With tickets for The Cursed Child sold out until December 2017, I had to get my hands on the script that could potentially change my life. By that I mean surely there’d be a Hogwarts acceptance letter sitting in the play for me, or perhaps I was just about to immerse myself back into my favourite universe of all time: The Potterverse.

The play picks up at the exact moment The Deathly Hallows left off: nineteen years later. Word for word you find yourself transported back in time to 2007 when Albus Severus stole our hearts; if only for being named after two of the most loved characters in the fandom. Albus isn’t the Potter we may have imagined, he is sorted into Slytherin, he can’t summon up his broomstick, and for a best friend he chose a Malfoy.
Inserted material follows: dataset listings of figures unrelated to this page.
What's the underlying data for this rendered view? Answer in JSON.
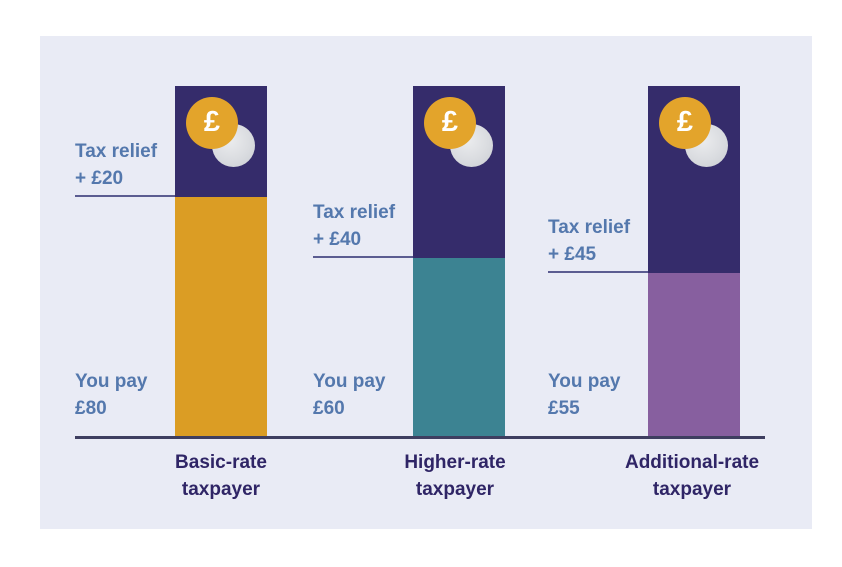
{
  "page": {
    "background": "#ffffff"
  },
  "card": {
    "background": "#e9ebf5"
  },
  "icons": {
    "pound_symbol": "£"
  },
  "chart_data": {
    "type": "bar",
    "subtype": "stacked-column",
    "title": "",
    "categories": [
      "Basic-rate taxpayer",
      "Higher-rate taxpayer",
      "Additional-rate taxpayer"
    ],
    "series": [
      {
        "name": "You pay",
        "values": [
          80,
          60,
          55
        ]
      },
      {
        "name": "Tax relief",
        "values": [
          20,
          40,
          45
        ]
      }
    ],
    "unit": "£",
    "total_per_bar": 100,
    "legend": "none",
    "grid": false,
    "bars": [
      {
        "category_line1": "Basic-rate",
        "category_line2": "taxpayer",
        "relief_label_line1": "Tax relief",
        "relief_label_line2": "+ £20",
        "pay_label_line1": "You pay",
        "pay_label_line2": "£80",
        "relief_value": 20,
        "pay_value": 80,
        "pay_color": "#db9d24"
      },
      {
        "category_line1": "Higher-rate",
        "category_line2": "taxpayer",
        "relief_label_line1": "Tax relief",
        "relief_label_line2": "+ £40",
        "pay_label_line1": "You pay",
        "pay_label_line2": "£60",
        "relief_value": 40,
        "pay_value": 60,
        "pay_color": "#3c8392"
      },
      {
        "category_line1": "Additional-rate",
        "category_line2": "taxpayer",
        "relief_label_line1": "Tax relief",
        "relief_label_line2": "+ £45",
        "pay_label_line1": "You pay",
        "pay_label_line2": "£55",
        "relief_value": 45,
        "pay_value": 55,
        "pay_color": "#875f9f"
      }
    ],
    "colors": {
      "relief_segment": "#352c6b",
      "label_blue": "#5478ad",
      "category_text": "#2f2566",
      "axis_line": "#3e3e60",
      "underline": "#5b5c91",
      "coin_gold": "#e3a42b",
      "coin_silver": "#d4d6da"
    }
  }
}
Albus is seemingly plagued by the legendary status of his father, and here we see the cliché ‘you can choose your friends but you can’t choose your family’ playing out.
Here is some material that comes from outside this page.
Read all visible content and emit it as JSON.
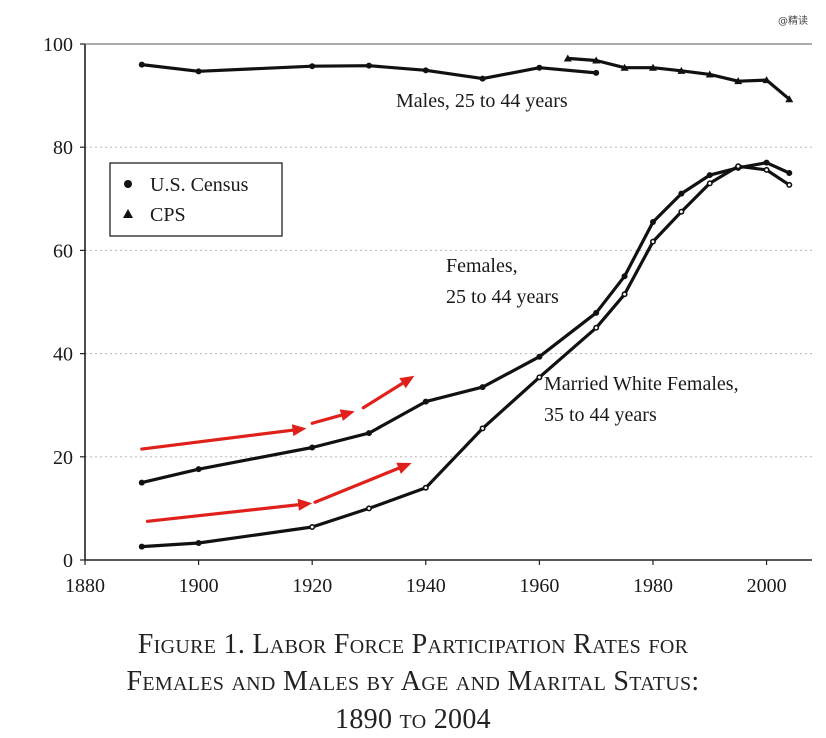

Albus chooses Scorpius over his cousin Rose from the moment he sits in his carriage on the Hogwarts Express. Perhaps the more important relationship explored is that between Father and Son. Scorpius is plagued with rumours that his father is actually Voldemort, not Draco Malfoy. But the Worst Dad of the Year award really has to go to Harry for this line: “there are times I wish you weren’t my son” – come on, Harry, you were an orphan who had to live under some stairs for 11 years and now you’re complaining because your son’s a bit difficult?  – insert dramatic Hermione eye roll here. This is where the play gets tricky; who wants to read a story in the Potter franchise where they end up disliking Harry? The play somewhat tarnishes Harry’s character until the very end, and even with the ending you think he could be a bit better at parenting considering he’s supposed to have three children.
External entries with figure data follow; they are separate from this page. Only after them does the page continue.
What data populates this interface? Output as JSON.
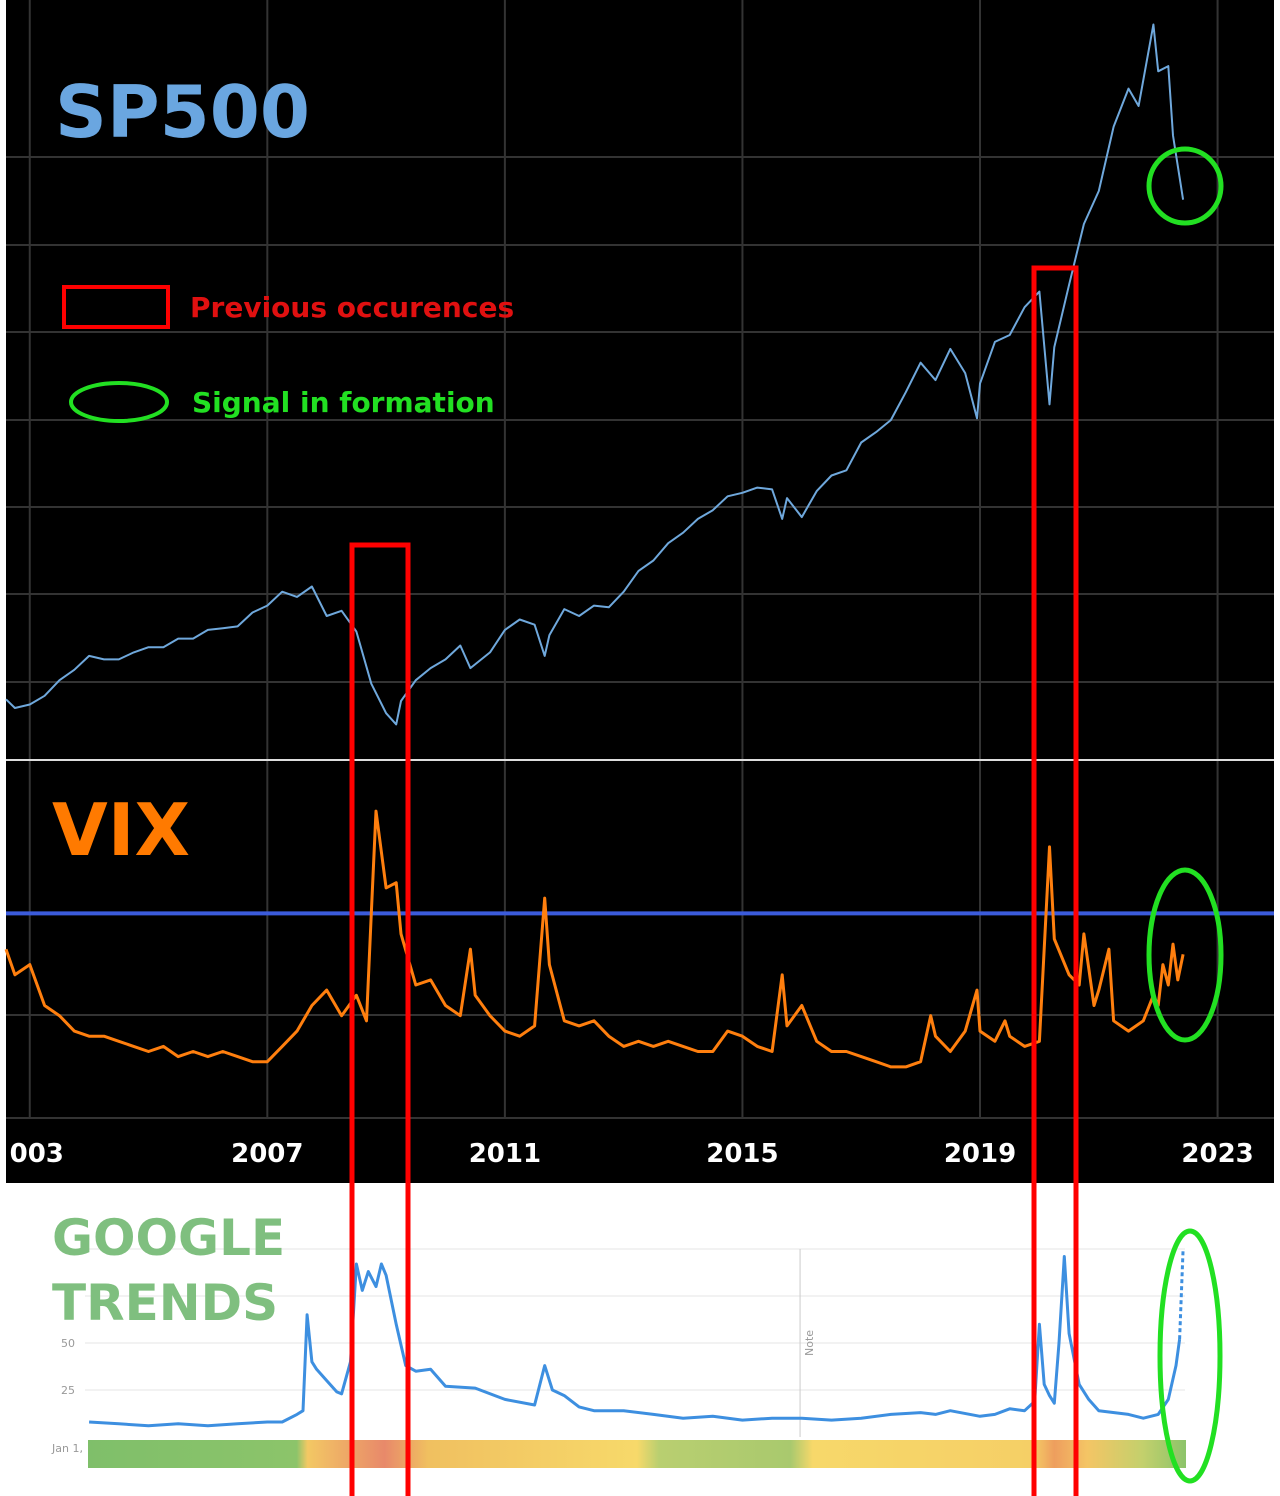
{
  "legend": {
    "previous": "Previous occurences",
    "signal": "Signal in formation"
  },
  "chart_data": [
    {
      "type": "line",
      "title": "SP500",
      "color": "#6fa8dc",
      "xlim": [
        2002.6,
        2023.95
      ],
      "ylim": [
        530,
        4911
      ],
      "x": [
        2002.6,
        2002.75,
        2003.0,
        2003.25,
        2003.5,
        2003.75,
        2004.0,
        2004.25,
        2004.5,
        2004.75,
        2005.0,
        2005.25,
        2005.5,
        2005.75,
        2006.0,
        2006.25,
        2006.5,
        2006.75,
        2007.0,
        2007.25,
        2007.5,
        2007.75,
        2008.0,
        2008.25,
        2008.5,
        2008.75,
        2009.0,
        2009.17,
        2009.25,
        2009.5,
        2009.75,
        2010.0,
        2010.25,
        2010.42,
        2010.75,
        2011.0,
        2011.25,
        2011.5,
        2011.67,
        2011.75,
        2012.0,
        2012.25,
        2012.5,
        2012.75,
        2013.0,
        2013.25,
        2013.5,
        2013.75,
        2014.0,
        2014.25,
        2014.5,
        2014.75,
        2015.0,
        2015.25,
        2015.5,
        2015.67,
        2015.75,
        2016.0,
        2016.25,
        2016.5,
        2016.75,
        2017.0,
        2017.25,
        2017.5,
        2017.75,
        2018.0,
        2018.25,
        2018.5,
        2018.75,
        2018.95,
        2019.0,
        2019.25,
        2019.5,
        2019.75,
        2020.0,
        2020.17,
        2020.25,
        2020.5,
        2020.75,
        2021.0,
        2021.25,
        2021.5,
        2021.67,
        2021.92,
        2022.0,
        2022.17,
        2022.25,
        2022.42
      ],
      "values": [
        880,
        830,
        850,
        900,
        990,
        1050,
        1130,
        1110,
        1110,
        1150,
        1180,
        1180,
        1230,
        1230,
        1280,
        1290,
        1300,
        1380,
        1420,
        1500,
        1470,
        1530,
        1360,
        1390,
        1270,
        970,
        800,
        735,
        870,
        990,
        1060,
        1110,
        1190,
        1060,
        1150,
        1280,
        1340,
        1310,
        1130,
        1250,
        1400,
        1360,
        1420,
        1410,
        1500,
        1620,
        1680,
        1780,
        1840,
        1920,
        1970,
        2050,
        2070,
        2100,
        2090,
        1920,
        2040,
        1930,
        2080,
        2170,
        2200,
        2360,
        2420,
        2490,
        2650,
        2820,
        2720,
        2900,
        2760,
        2500,
        2700,
        2940,
        2980,
        3140,
        3230,
        2580,
        2910,
        3270,
        3620,
        3810,
        4180,
        4400,
        4300,
        4770,
        4500,
        4530,
        4130,
        3760
      ]
    },
    {
      "type": "line",
      "title": "VIX",
      "color": "#ff7f0e",
      "xlim": [
        2002.6,
        2023.95
      ],
      "ylim": [
        0,
        70
      ],
      "xticks": [
        {
          "value": 2003,
          "label": "003"
        },
        2007,
        2011,
        2015,
        2019,
        2023
      ],
      "reference_line": {
        "value": 40,
        "color": "#3b5bdb"
      },
      "x": [
        2002.6,
        2002.75,
        2003.0,
        2003.25,
        2003.5,
        2003.75,
        2004.0,
        2004.25,
        2004.5,
        2004.75,
        2005.0,
        2005.25,
        2005.5,
        2005.75,
        2006.0,
        2006.25,
        2006.5,
        2006.75,
        2007.0,
        2007.25,
        2007.5,
        2007.75,
        2008.0,
        2008.25,
        2008.5,
        2008.67,
        2008.75,
        2008.83,
        2009.0,
        2009.17,
        2009.25,
        2009.5,
        2009.75,
        2010.0,
        2010.25,
        2010.42,
        2010.5,
        2010.75,
        2011.0,
        2011.25,
        2011.5,
        2011.67,
        2011.75,
        2012.0,
        2012.25,
        2012.5,
        2012.75,
        2013.0,
        2013.25,
        2013.5,
        2013.75,
        2014.0,
        2014.25,
        2014.5,
        2014.75,
        2015.0,
        2015.25,
        2015.5,
        2015.67,
        2015.75,
        2016.0,
        2016.25,
        2016.5,
        2016.75,
        2017.0,
        2017.25,
        2017.5,
        2017.75,
        2018.0,
        2018.17,
        2018.25,
        2018.5,
        2018.75,
        2018.95,
        2019.0,
        2019.25,
        2019.42,
        2019.5,
        2019.75,
        2020.0,
        2020.17,
        2020.25,
        2020.5,
        2020.67,
        2020.75,
        2020.92,
        2021.0,
        2021.17,
        2021.25,
        2021.5,
        2021.75,
        2021.92,
        2022.0,
        2022.08,
        2022.17,
        2022.25,
        2022.33,
        2022.42
      ],
      "values": [
        33,
        28,
        30,
        22,
        20,
        17,
        16,
        16,
        15,
        14,
        13,
        14,
        12,
        13,
        12,
        13,
        12,
        11,
        11,
        14,
        17,
        22,
        25,
        20,
        24,
        19,
        40,
        60,
        45,
        46,
        36,
        26,
        27,
        22,
        20,
        33,
        24,
        20,
        17,
        16,
        18,
        43,
        30,
        19,
        18,
        19,
        16,
        14,
        15,
        14,
        15,
        14,
        13,
        13,
        17,
        16,
        14,
        13,
        28,
        18,
        22,
        15,
        13,
        13,
        12,
        11,
        10,
        10,
        11,
        20,
        16,
        13,
        17,
        25,
        17,
        15,
        19,
        16,
        14,
        15,
        53,
        35,
        28,
        26,
        36,
        22,
        25,
        33,
        19,
        17,
        19,
        24,
        22,
        30,
        26,
        34,
        27,
        32
      ]
    },
    {
      "type": "line",
      "title": [
        "GOOGLE",
        "TRENDS"
      ],
      "color": "#3d8fe0",
      "xlim": [
        2002.6,
        2023.95
      ],
      "ylim": [
        0,
        100
      ],
      "yticks": [
        25,
        50
      ],
      "x_start_label": "Jan 1,",
      "note": {
        "x": 2015.97,
        "label": "Note"
      },
      "dashed_last_segment": true,
      "x": [
        2004.0,
        2004.5,
        2005.0,
        2005.5,
        2006.0,
        2006.5,
        2007.0,
        2007.25,
        2007.5,
        2007.6,
        2007.67,
        2007.75,
        2007.83,
        2008.0,
        2008.17,
        2008.25,
        2008.4,
        2008.5,
        2008.6,
        2008.7,
        2008.83,
        2008.92,
        2009.0,
        2009.17,
        2009.33,
        2009.5,
        2009.75,
        2010.0,
        2010.5,
        2011.0,
        2011.5,
        2011.67,
        2011.8,
        2012.0,
        2012.25,
        2012.5,
        2013.0,
        2013.5,
        2014.0,
        2014.5,
        2015.0,
        2015.5,
        2016.0,
        2016.5,
        2017.0,
        2017.5,
        2018.0,
        2018.25,
        2018.5,
        2019.0,
        2019.25,
        2019.5,
        2019.75,
        2019.92,
        2020.0,
        2020.08,
        2020.17,
        2020.25,
        2020.33,
        2020.42,
        2020.5,
        2020.67,
        2020.83,
        2021.0,
        2021.5,
        2021.75,
        2022.0,
        2022.17,
        2022.3,
        2022.36,
        2022.42
      ],
      "values": [
        8,
        7,
        6,
        7,
        6,
        7,
        8,
        8,
        12,
        14,
        65,
        40,
        36,
        30,
        24,
        23,
        40,
        92,
        78,
        88,
        80,
        92,
        86,
        60,
        38,
        35,
        36,
        27,
        26,
        20,
        17,
        38,
        25,
        22,
        16,
        14,
        14,
        12,
        10,
        11,
        9,
        10,
        10,
        9,
        10,
        12,
        13,
        12,
        14,
        11,
        12,
        15,
        14,
        19,
        60,
        28,
        22,
        18,
        50,
        96,
        55,
        28,
        20,
        14,
        12,
        10,
        12,
        20,
        38,
        52,
        100
      ]
    }
  ]
}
The play most certainly tried to get the most notable aspects of the seven books condensed in to one. The focal point of the story itself concerns Cedric Diggory’s death and a confiscated time-turner, with Albus and Scorpius deciding they would right one of Harry’s biggest wrongs.  Clearly the butterfly effect hasn’t seeped its way in to the Wizarding World and, with only 5 minutes before the time turner transports them back to the present, every tiny change the boys make takes them back to an alternate present. My favourite is a present where Voldemort won the war, not because of Voldemort, but because Snape is posing as a bad guy once again and all your brain will shout to you over the dialogue is: “AFTER ALL THIS TIME?” … “ALWAYS”.

With nostalgia put to one side, The Cursed Child is not the eighth story because if it was it would centre on Harry far more. Sure his character as an adult is everything we’ve ever disliked about our parents in one hit, but you’ll soon be seeing the similarities between Albus and the Harry Potter we all read about years ago: not turning up to Hogwarts on time, stubbornness, and an unwillingness to ditch your best friends. Like everything that has the word ‘Potter’ attached to it, it is magical, it is exasperating, it has a massive plot twist that will make you flip pages quicker than Hermione during her O.W.L.s and it has the ability to convince me to sit on my laptop for five hours just to get tickets to the play in November 2017. So if that doesn’t tell you how worth reading this play is, then you’re probably a muggle… or even worse: a squib.